Les textes religieux s’interrogent parfois avec le plus grand détail sur l’impact de telle ou telle manifestation du corps. En témoigne, ce question-réponse sur le statut du pet vaginal dans la pratique de la prière de l’Islam.

Toutes questions, y compris les plus gênantes, trouvent leur réponse sur le site Islam Q&A, que ce soit l’impact d’une sensation de pet imaginaire lors d’une ablution, les règles régissant l’interprétation des rêves et même la légitimité de tuer un magicien. L’article qui a retenu mon attention porte sur le pet vaginal, aussi appelé frout. Comme vous pourrez en juger, la question est très détaillée et rien n’est épargné à l’Iman qui y répond ensuit avec soin :

Il est bien connu que parfois des gaz s’échappent du sexe féminin. […] Supposons qu’une femme souffre en permanence de ce phénomène dans tous ses états et attitudes; qu’elle soit assise ou en mouvement, en prière ou pas, etc. Son problème est que quand elle est en prière, elle ne peut pas affirmer avec certitude que le gaz échappe de son sexe, au quel cas, elle peut continuer sa prière, ou du derrière auquel cas, elle doit y mettre fin, refaire ses ablutions et reprendre la prière […]. Doit elle continuer sa prière en jugeant que le gaz est passé par le vagin si toutefois elle n’est pas sûre du contraire, ou interrompre sa prière en retenant la probabilité que l’anus en est la source et en renouvelant ses ablutions avant de reprendre sa prière ?
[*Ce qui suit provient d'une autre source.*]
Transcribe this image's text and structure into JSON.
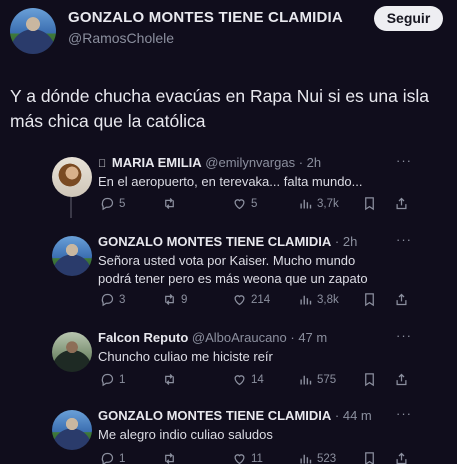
{
  "header": {
    "name": "GONZALO MONTES TIENE CLAMIDIA",
    "handle": "@RamosCholele",
    "follow_label": "Seguir"
  },
  "tweet": {
    "text": "Y a dónde chucha evacúas en Rapa Nui si es una isla más chica que la católica"
  },
  "replies": [
    {
      "name": "MARIA EMILIA",
      "prefix_icon": "apple-icon",
      "handle_time": "@emilynvargas · 2h",
      "text": "En el aeropuerto, en terevaka... falta mundo...",
      "reply_count": "5",
      "retweet_count": "",
      "like_count": "5",
      "view_count": "3,7k"
    },
    {
      "name": "GONZALO MONTES TIENE CLAMIDIA",
      "handle_time": " · 2h",
      "text": "Señora usted vota por Kaiser. Mucho mundo podrá tener pero es más weona que un zapato",
      "reply_count": "3",
      "retweet_count": "9",
      "like_count": "214",
      "view_count": "3,8k"
    },
    {
      "name": "Falcon Reputo",
      "handle_time": "@AlboAraucano · 47 m",
      "text": "Chuncho culiao me hiciste reír",
      "reply_count": "1",
      "retweet_count": "",
      "like_count": "14",
      "view_count": "575"
    },
    {
      "name": "GONZALO MONTES TIENE CLAMIDIA",
      "handle_time": " · 44 m",
      "text": "Me alegro indio culiao saludos",
      "reply_count": "1",
      "retweet_count": "",
      "like_count": "11",
      "view_count": "523"
    }
  ],
  "more_label": "···",
  "colors": {
    "background": "#100d1c",
    "text": "#e7e9ea",
    "secondary_text": "#8b8f9e",
    "follow_button": "#eeeef2"
  }
}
La réponse de l’Iman est complexe car il y a « une divergence au sein des jurisconsultes à propos de la rupture des ablutions suite à la sortie de gaz dégagés par le vagin« . En effet, la controverse a lieu entre les doctrines chafittes et hanbalites. Selon l’imam an-Nawawi « Ce qui se dégage des sexes masculin et féminin ou de l’anus entraîne la rupture des ablutions; qu’il s’agisse d’excréments , de l’urine, de gaz, de vers de pus, de sang, de cailloux ou d’autres éléments. »

Cependant, le deuxième avis est que cela n’entraîne pas la rupture des ablutions. C’est ce qui se dégage des doctrines hanafite et malékites, et l’on lit dans radoul Mouhtar ala ad-Dourr al-Moukhtar : « Le gaz qui échappe du vagin ou du pénis n’entraîne pas la rupture des ablutions puisque cela résulte de convulsion et ne constitue pas un véritable pet. A supposer qu’il le soit, il ne provient pas d’une source d’impureté et partant ne rompt pas les ablutions. » Dans ce cas, la pauvre femme pourrait tranquillement se contenter de n’exécuter la prière qu’une fois.
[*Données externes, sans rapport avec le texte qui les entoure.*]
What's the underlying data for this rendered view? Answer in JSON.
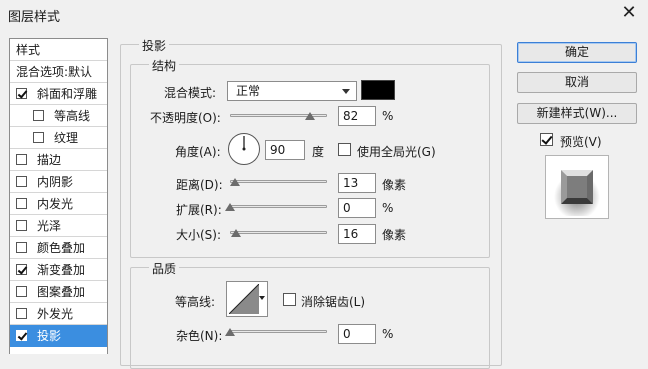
{
  "window": {
    "title": "图层样式",
    "close_glyph": "✕"
  },
  "style_list": {
    "header": "样式",
    "items": [
      {
        "label": "混合选项:默认",
        "checkbox": false,
        "checked": false,
        "indent": false,
        "selected": false
      },
      {
        "label": "斜面和浮雕",
        "checkbox": true,
        "checked": true,
        "indent": false,
        "selected": false
      },
      {
        "label": "等高线",
        "checkbox": true,
        "checked": false,
        "indent": true,
        "selected": false
      },
      {
        "label": "纹理",
        "checkbox": true,
        "checked": false,
        "indent": true,
        "selected": false
      },
      {
        "label": "描边",
        "checkbox": true,
        "checked": false,
        "indent": false,
        "selected": false
      },
      {
        "label": "内阴影",
        "checkbox": true,
        "checked": false,
        "indent": false,
        "selected": false
      },
      {
        "label": "内发光",
        "checkbox": true,
        "checked": false,
        "indent": false,
        "selected": false
      },
      {
        "label": "光泽",
        "checkbox": true,
        "checked": false,
        "indent": false,
        "selected": false
      },
      {
        "label": "颜色叠加",
        "checkbox": true,
        "checked": false,
        "indent": false,
        "selected": false
      },
      {
        "label": "渐变叠加",
        "checkbox": true,
        "checked": true,
        "indent": false,
        "selected": false
      },
      {
        "label": "图案叠加",
        "checkbox": true,
        "checked": false,
        "indent": false,
        "selected": false
      },
      {
        "label": "外发光",
        "checkbox": true,
        "checked": false,
        "indent": false,
        "selected": false
      },
      {
        "label": "投影",
        "checkbox": true,
        "checked": true,
        "indent": false,
        "selected": true
      }
    ]
  },
  "drop_shadow": {
    "section_title": "投影",
    "structure": {
      "title": "结构",
      "blend_mode_label": "混合模式:",
      "blend_mode_value": "正常",
      "shadow_color": "#000000",
      "opacity_label": "不透明度(O):",
      "opacity_value": "82",
      "opacity_unit": "%",
      "opacity_fraction": 0.82,
      "angle_label": "角度(A):",
      "angle_value": "90",
      "angle_unit": "度",
      "global_light_label": "使用全局光(G)",
      "global_light_checked": false,
      "distance_label": "距离(D):",
      "distance_value": "13",
      "distance_unit": "像素",
      "distance_fraction": 0.05,
      "spread_label": "扩展(R):",
      "spread_value": "0",
      "spread_unit": "%",
      "spread_fraction": 0.0,
      "size_label": "大小(S):",
      "size_value": "16",
      "size_unit": "像素",
      "size_fraction": 0.06
    },
    "quality": {
      "title": "品质",
      "contour_label": "等高线:",
      "anti_alias_label": "消除锯齿(L)",
      "anti_alias_checked": false,
      "noise_label": "杂色(N):",
      "noise_value": "0",
      "noise_unit": "%",
      "noise_fraction": 0.0
    }
  },
  "buttons": {
    "ok": "确定",
    "cancel": "取消",
    "new_style": "新建样式(W)...",
    "preview_label": "预览(V)",
    "preview_checked": true
  },
  "colors": {
    "selection": "#3b8ee0",
    "default_button_border": "#3b7fd6"
  },
  "icons": {
    "close": "close-icon",
    "angle_dial": "angle-dial-icon",
    "contour": "contour-curve-icon",
    "dropdown": "chevron-down-icon"
  }
}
Cependant, « étant donné le caractère sérieux de la divergence » et que c’est plus prudent et permet mieux de se conformer au sens apparent des arguments, l’auteur de la notule d’Islam Q&A conseille tout de même refaire la prière. Seule exception : « si les gaz s’échappent de façon permanente et dans tous ses états, l’intéressée est excusable, même si elle était sûre que le gaz échappait du derrière. Elle doit refaire ses ablutions à l’entrée de l’heure de chaque prière puis accomplit sa prière obligatoire suivie d’autant de prières surérogatoires qu’elle voudra. Elle n’est pas tenue de reprendre les prières chaque fois que du gaz s’échappe d’elle ».

Ne me remerciez pas.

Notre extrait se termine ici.